There are a number of causes for the current rise in defaults on subprime loans. In addition to a loosening of underwriting standards and the advent of some riskier loan products, borrowers have had to deal with rising gas prices and higher minimum payments on credit cards. Many couldn't manage to balance the competing demands on their finances as gas prices doubled and credit card payments doubled. Next, mortgage resets, particularly on teaser rate loans, have doubled the home loan bill for some.
"The only thing that hasn't doubled is your income. That's sitting the same," Mr. Edwards said.
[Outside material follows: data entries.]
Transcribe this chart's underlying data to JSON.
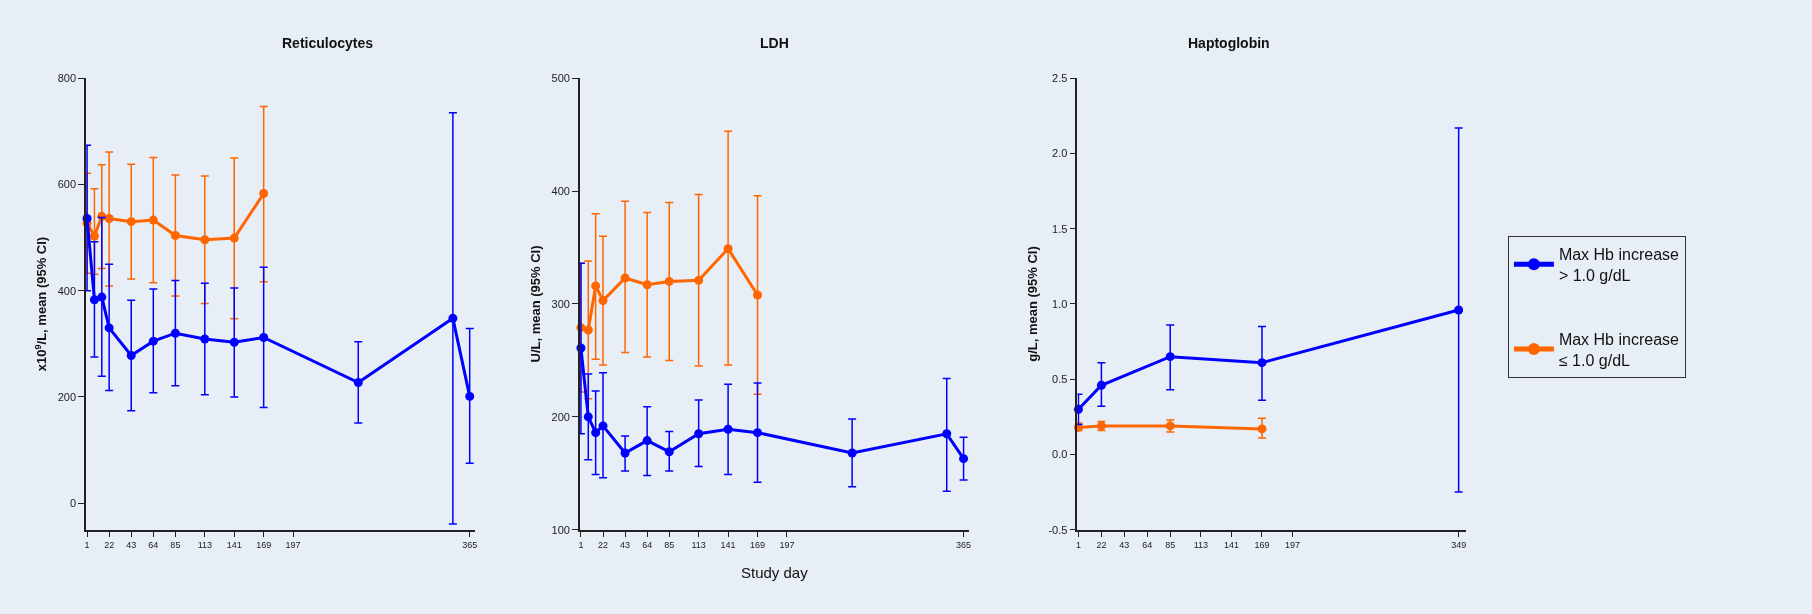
{
  "chart_data": [
    {
      "type": "line",
      "title": "Reticulocytes",
      "ylabel": "x10$^{9}$/L, mean (95% CI)",
      "marker": "circle",
      "grid": false,
      "legend": "right",
      "xlim": [
        0,
        370
      ],
      "xticks": [
        1,
        22,
        43,
        64,
        85,
        113,
        141,
        169,
        197,
        365
      ],
      "ylim": [
        -50,
        800
      ],
      "yticks": [
        0,
        200,
        400,
        600,
        800
      ],
      "series": [
        {
          "name": "Max Hb increase\n> 1.0 g/dL",
          "color": "#0000ff",
          "x": [
            1,
            8,
            15,
            22,
            43,
            64,
            85,
            113,
            141,
            169,
            259,
            349,
            365
          ],
          "values": [
            536,
            383,
            388,
            330,
            278,
            305,
            320,
            309,
            303,
            312,
            227,
            348,
            201
          ],
          "errors": [
            [
              400,
              674
            ],
            [
              275,
              492
            ],
            [
              239,
              538
            ],
            [
              212,
              450
            ],
            [
              174,
              382
            ],
            [
              208,
              403
            ],
            [
              221,
              419
            ],
            [
              204,
              414
            ],
            [
              200,
              405
            ],
            [
              180,
              444
            ],
            [
              151,
              304
            ],
            [
              -39,
              735
            ],
            [
              75,
              329
            ]
          ]
        },
        {
          "name": "Max Hb increase\n≤ 1.0 g/dL",
          "color": "#ff6600",
          "x": [
            1,
            8,
            15,
            22,
            43,
            64,
            85,
            113,
            141,
            169
          ],
          "values": [
            527,
            503,
            540,
            536,
            530,
            533,
            504,
            496,
            499,
            583
          ],
          "errors": [
            [
              433,
              621
            ],
            [
              431,
              592
            ],
            [
              442,
              637
            ],
            [
              409,
              661
            ],
            [
              422,
              638
            ],
            [
              415,
              651
            ],
            [
              390,
              618
            ],
            [
              376,
              616
            ],
            [
              347,
              650
            ],
            [
              417,
              747
            ]
          ]
        }
      ]
    },
    {
      "type": "line",
      "title": "LDH",
      "ylabel": "U/L, mean (95% CI)",
      "xlabel": "Study day",
      "marker": "circle",
      "grid": false,
      "xlim": [
        0,
        370
      ],
      "xticks": [
        1,
        22,
        43,
        64,
        85,
        113,
        141,
        169,
        197,
        365
      ],
      "ylim": [
        100,
        500
      ],
      "yticks": [
        100,
        200,
        300,
        400,
        500
      ],
      "series": [
        {
          "color": "#0000ff",
          "x": [
            1,
            8,
            15,
            22,
            43,
            64,
            85,
            113,
            141,
            169,
            259,
            349,
            365
          ],
          "values": [
            261,
            200,
            186,
            192,
            168,
            179,
            169,
            185,
            189,
            186,
            168,
            185,
            163
          ],
          "errors": [
            [
              185,
              336
            ],
            [
              162,
              238
            ],
            [
              149,
              223
            ],
            [
              146,
              239
            ],
            [
              152,
              183
            ],
            [
              148,
              209
            ],
            [
              152,
              187
            ],
            [
              156,
              215
            ],
            [
              149,
              229
            ],
            [
              142,
              230
            ],
            [
              138,
              198
            ],
            [
              134,
              234
            ],
            [
              144,
              182
            ]
          ]
        },
        {
          "color": "#ff6600",
          "x": [
            1,
            8,
            15,
            22,
            43,
            64,
            85,
            113,
            141,
            169
          ],
          "values": [
            279,
            277,
            316,
            303,
            323,
            317,
            320,
            321,
            349,
            308
          ],
          "errors": [
            [
              222,
              336
            ],
            [
              216,
              338
            ],
            [
              251,
              380
            ],
            [
              246,
              360
            ],
            [
              257,
              391
            ],
            [
              253,
              381
            ],
            [
              250,
              390
            ],
            [
              245,
              397
            ],
            [
              246,
              453
            ],
            [
              220,
              396
            ]
          ]
        }
      ]
    },
    {
      "type": "line",
      "title": "Haptoglobin",
      "ylabel": "g/L, mean (95% CI)",
      "marker": "circle",
      "grid": false,
      "xlim": [
        0,
        356
      ],
      "xticks": [
        1,
        22,
        43,
        64,
        85,
        113,
        141,
        169,
        197,
        349
      ],
      "ylim": [
        -0.5,
        2.5
      ],
      "yticks": [
        {
          "value": -0.5,
          "label": "-0.5"
        },
        {
          "value": 0,
          "label": "0.0"
        },
        {
          "value": 0.5,
          "label": "0.5"
        },
        {
          "value": 1,
          "label": "1.0"
        },
        {
          "value": 1.5,
          "label": "1.5"
        },
        {
          "value": 2,
          "label": "2.0"
        },
        {
          "value": 2.5,
          "label": "2.5"
        }
      ],
      "series": [
        {
          "color": "#0000ff",
          "x": [
            1,
            22,
            85,
            169,
            349
          ],
          "values": [
            0.3,
            0.46,
            0.65,
            0.61,
            0.96
          ],
          "errors": [
            [
              0.2,
              0.4
            ],
            [
              0.32,
              0.61
            ],
            [
              0.43,
              0.86
            ],
            [
              0.36,
              0.85
            ],
            [
              -0.25,
              2.17
            ]
          ]
        },
        {
          "color": "#ff6600",
          "x": [
            1,
            22,
            85,
            169
          ],
          "values": [
            0.18,
            0.19,
            0.19,
            0.17
          ],
          "errors": [
            [
              0.16,
              0.21
            ],
            [
              0.16,
              0.22
            ],
            [
              0.15,
              0.23
            ],
            [
              0.11,
              0.24
            ]
          ]
        }
      ]
    }
  ]
}
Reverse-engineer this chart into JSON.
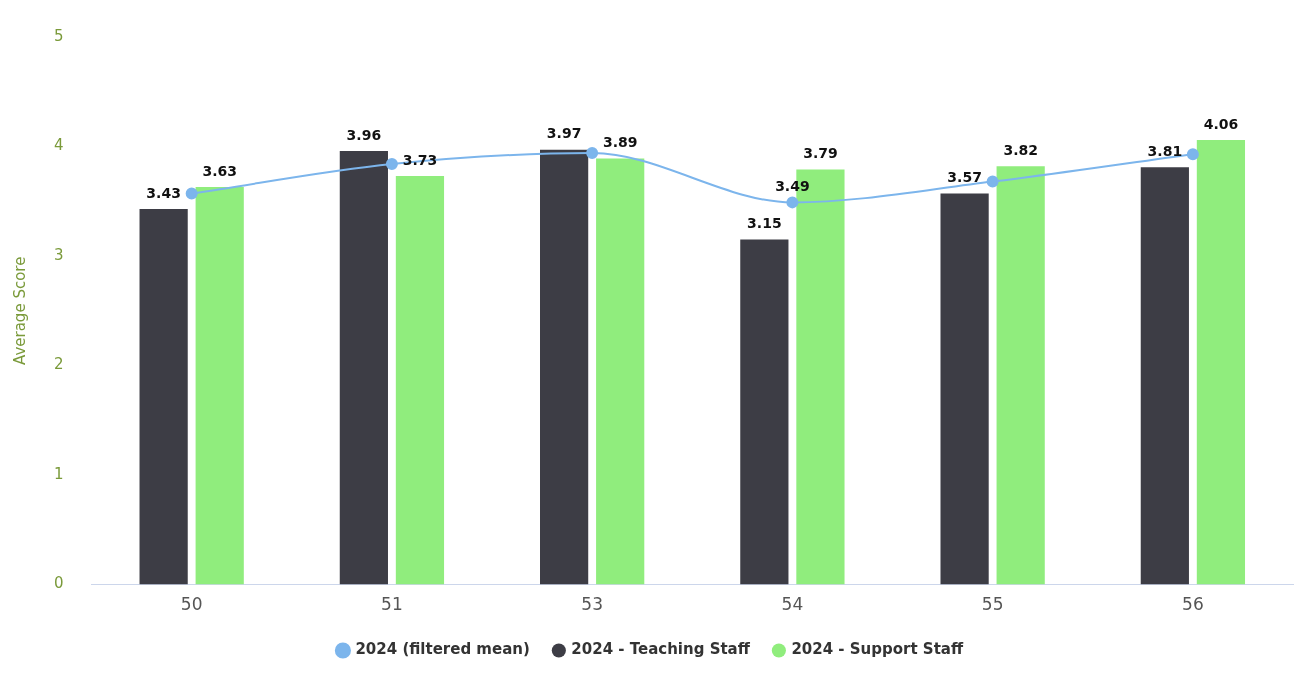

For that reason, he believes the problem extends beyond the subprime market into prime loans. Financially strapped borrowers, even if they were prime credits at loan origination, have the potential to see their credit deteriorate as mortgage payments reset and they run into difficulty paying bills.
And with a record number of homes for sale nationwide, it is getting more difficult for borrowers who bought more house than they can afford to sell their way out of the problem. Some experts predict that the industry could see 2.5 million foreclosures this year.
Instead, loan modifications and workouts will be needed to keep borrowers in their homes, Mr. Edwards believes.
Why is MIC getting involved in this issue? The company, which has produced $7 billion to $8 billion in home loans during its best years, has helped many military veterans refinance into more attractive financing through the VA home loan program. And MIC is exclusively a retail lender with a national sales force dedicated to talking to customers and educating them about their home loan options.
Mr. Edwards notes that about half of borrowers who go into foreclosure never talk to their loan servicer. Servicers need to be more proactive about reaching these customers, Mr. Edwards said. He added that early detection is the key to helping borrowers avert foreclosure.
"The wisest thing would be to go to them and sit down with them and see if we can't do something in the way of a loan modification that would salvage the loan, the lender and everybody alike," he said.
Lenders may have to sacrifice things like prepayment penalties to make it work, he said. And loan terms perhaps would have to be stretched out to make the loans affordable to troubled borrowers.